Havidán Rodríguez Begins as the University’s 4th Leader in 5 Years
The latest of University at Albany’s presidents, Havidán Rodríguez assumed his position on Monday, Sept. 11.
Rodríguez’s position as the 20th president of the university follows from a summer of traveling between his post at a Texas university and Albany.
In June, Rodríguez was announced to fill this position at a SUNY Board of Trustees meeting. He toured the university over the summer and spoke at convocation in August.
At convocation, Rodríguez joked in an interview that the first thing on his agenda is expressing his relief: “I’m so happy we’ve finished with this back-and-forth!”
The new president expressed that, as he settles into his position, he’ll be receptive to university and community concerns as well as plans for development.
“The first few months is getting me to know the university constituent groups, external constituent groups, and getting them to know me as well,” Rodríguez said.
The plan Rodríguez indicated for this is a listening campaign, which he said he was looking into at the time of convocation.
Among the university community, one concern is parking.
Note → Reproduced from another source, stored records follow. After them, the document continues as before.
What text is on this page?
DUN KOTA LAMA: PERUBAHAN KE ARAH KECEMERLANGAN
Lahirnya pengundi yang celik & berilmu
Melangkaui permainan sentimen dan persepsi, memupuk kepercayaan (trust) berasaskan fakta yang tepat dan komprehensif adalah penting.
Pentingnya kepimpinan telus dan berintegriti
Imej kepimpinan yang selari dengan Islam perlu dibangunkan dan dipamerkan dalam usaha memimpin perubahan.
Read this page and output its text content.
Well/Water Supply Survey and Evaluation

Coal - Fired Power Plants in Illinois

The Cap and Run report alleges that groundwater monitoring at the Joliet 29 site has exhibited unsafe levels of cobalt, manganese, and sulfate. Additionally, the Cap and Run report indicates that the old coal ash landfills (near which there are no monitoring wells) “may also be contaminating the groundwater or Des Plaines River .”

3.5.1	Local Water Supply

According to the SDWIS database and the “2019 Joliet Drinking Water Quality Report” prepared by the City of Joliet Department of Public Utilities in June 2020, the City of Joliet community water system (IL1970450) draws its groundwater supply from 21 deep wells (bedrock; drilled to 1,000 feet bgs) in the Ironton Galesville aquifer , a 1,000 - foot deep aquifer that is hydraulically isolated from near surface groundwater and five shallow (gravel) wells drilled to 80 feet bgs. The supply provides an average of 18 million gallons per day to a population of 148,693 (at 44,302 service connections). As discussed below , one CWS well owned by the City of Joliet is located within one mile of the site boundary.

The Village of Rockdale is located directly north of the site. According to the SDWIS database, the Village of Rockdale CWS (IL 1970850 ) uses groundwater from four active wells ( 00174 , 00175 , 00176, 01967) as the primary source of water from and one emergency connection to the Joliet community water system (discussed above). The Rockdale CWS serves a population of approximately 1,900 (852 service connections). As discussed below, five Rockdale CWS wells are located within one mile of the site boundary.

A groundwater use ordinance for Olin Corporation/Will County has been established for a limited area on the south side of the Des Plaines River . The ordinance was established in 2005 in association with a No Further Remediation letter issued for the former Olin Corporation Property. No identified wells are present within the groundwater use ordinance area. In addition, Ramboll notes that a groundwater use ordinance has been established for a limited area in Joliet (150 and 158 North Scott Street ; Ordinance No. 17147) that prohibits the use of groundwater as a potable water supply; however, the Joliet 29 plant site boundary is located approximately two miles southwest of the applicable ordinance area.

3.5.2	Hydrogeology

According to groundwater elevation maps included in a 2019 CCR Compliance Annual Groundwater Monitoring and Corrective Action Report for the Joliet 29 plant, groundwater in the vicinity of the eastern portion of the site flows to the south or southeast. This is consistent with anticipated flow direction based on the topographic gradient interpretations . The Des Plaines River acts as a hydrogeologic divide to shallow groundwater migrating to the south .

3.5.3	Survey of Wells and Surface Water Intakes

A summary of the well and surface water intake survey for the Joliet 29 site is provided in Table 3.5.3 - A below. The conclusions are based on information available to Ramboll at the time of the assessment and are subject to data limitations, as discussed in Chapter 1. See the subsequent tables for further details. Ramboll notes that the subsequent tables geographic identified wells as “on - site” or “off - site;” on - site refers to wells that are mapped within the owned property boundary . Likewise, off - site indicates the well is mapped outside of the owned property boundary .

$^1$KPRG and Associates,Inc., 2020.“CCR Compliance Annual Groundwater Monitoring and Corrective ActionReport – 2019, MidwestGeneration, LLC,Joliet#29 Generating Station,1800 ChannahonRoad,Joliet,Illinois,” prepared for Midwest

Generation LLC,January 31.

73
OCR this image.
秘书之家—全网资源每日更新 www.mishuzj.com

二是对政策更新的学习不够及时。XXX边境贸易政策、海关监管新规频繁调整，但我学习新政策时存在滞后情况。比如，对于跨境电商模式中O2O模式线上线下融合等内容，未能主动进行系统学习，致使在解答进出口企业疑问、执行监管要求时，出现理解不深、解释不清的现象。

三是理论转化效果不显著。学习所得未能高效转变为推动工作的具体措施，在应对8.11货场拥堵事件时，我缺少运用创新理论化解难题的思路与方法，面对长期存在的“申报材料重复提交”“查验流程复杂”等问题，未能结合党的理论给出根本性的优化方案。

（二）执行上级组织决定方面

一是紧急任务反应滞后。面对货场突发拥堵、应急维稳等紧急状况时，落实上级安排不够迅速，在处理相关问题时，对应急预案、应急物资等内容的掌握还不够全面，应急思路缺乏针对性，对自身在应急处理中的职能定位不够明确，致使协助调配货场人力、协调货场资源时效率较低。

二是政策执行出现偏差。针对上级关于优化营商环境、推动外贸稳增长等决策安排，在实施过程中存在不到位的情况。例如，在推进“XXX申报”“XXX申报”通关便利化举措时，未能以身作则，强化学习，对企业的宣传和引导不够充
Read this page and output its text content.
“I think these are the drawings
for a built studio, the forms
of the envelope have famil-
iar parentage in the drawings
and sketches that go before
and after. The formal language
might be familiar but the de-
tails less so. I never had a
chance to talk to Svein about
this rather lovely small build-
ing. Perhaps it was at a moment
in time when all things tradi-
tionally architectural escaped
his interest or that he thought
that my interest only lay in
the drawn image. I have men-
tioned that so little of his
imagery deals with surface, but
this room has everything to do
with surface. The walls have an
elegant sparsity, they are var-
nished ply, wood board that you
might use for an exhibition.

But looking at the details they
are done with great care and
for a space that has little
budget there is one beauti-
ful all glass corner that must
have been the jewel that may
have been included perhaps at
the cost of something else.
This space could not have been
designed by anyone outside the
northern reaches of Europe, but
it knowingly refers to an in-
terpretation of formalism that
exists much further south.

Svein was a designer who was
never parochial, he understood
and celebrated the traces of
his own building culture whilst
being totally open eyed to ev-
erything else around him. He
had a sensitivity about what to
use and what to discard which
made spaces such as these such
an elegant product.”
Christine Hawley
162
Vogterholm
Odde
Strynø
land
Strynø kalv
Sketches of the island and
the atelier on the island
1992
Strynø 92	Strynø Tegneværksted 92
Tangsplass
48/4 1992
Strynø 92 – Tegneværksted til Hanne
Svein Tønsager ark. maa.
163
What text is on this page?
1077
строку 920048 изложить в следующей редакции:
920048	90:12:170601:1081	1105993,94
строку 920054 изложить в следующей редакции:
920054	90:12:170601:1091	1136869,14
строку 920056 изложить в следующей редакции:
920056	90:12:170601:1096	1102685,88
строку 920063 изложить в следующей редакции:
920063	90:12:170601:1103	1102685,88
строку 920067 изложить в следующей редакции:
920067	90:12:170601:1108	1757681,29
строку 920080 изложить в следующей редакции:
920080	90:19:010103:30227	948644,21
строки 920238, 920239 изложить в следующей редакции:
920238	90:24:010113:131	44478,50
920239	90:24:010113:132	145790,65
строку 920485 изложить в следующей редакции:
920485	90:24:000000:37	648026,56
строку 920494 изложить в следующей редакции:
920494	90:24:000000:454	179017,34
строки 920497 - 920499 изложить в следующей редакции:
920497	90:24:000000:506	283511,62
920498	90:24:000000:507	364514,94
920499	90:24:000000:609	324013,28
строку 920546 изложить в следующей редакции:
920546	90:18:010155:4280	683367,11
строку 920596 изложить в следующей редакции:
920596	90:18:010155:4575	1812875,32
During the convocation interview, the new president said, “Parking is an issue every place you go.”
As the university grows, there is the concern for an adequate amount of parking spaces. For instance, there under 80 parking spots on Alumni Quad, which housed over 800 students last year.
Drawn to growth, Rodríguez talked of his interest in the opportunity for growth and expansion in interviews at the BOT meeting in June.
Before coming to UAlbany, Rodríguez helped merge two Texas universities into the University of Texas Rio Grande Valley, where he was founding provost and executive vice president for academic affairs.
UTRGV has over 27,500 students while UAlbany has just over 17,000.
UAlbany has expanded in previous years with the College of Engineering and Applied Sciences and the College of Emergency Preparedness, Homeland Security and Cybersecurity.
This year, CEAS added a new environmental department, which is being developed and will need state approval.
Amid the growth in CEAS and CEHC, Rodríguez mentioned UAlbany’s other colleges, saying they are essential to the university’s growth and development.
Communications Specialist Mike Nolan said that there was confusion about Rodríguez’s start date, but that it was on Sept. 11. Nolan said, “The first few days he was just kind of getting his feet on the ground and unpacking.”
In a Twitter video posted on Sept. 14, the day Rodríguez started meeting with the campus community, he said, “Together, collaboratively, we can write the next few chapters in this great institution.”
Correction, Sept. 20: An earlier version of this article left out the word “them” in Rodríguez’s quote in the sixth paragraph. Rodríguez also began at the university on Sept. 11 but did not meet with the campus community until Sept. 14.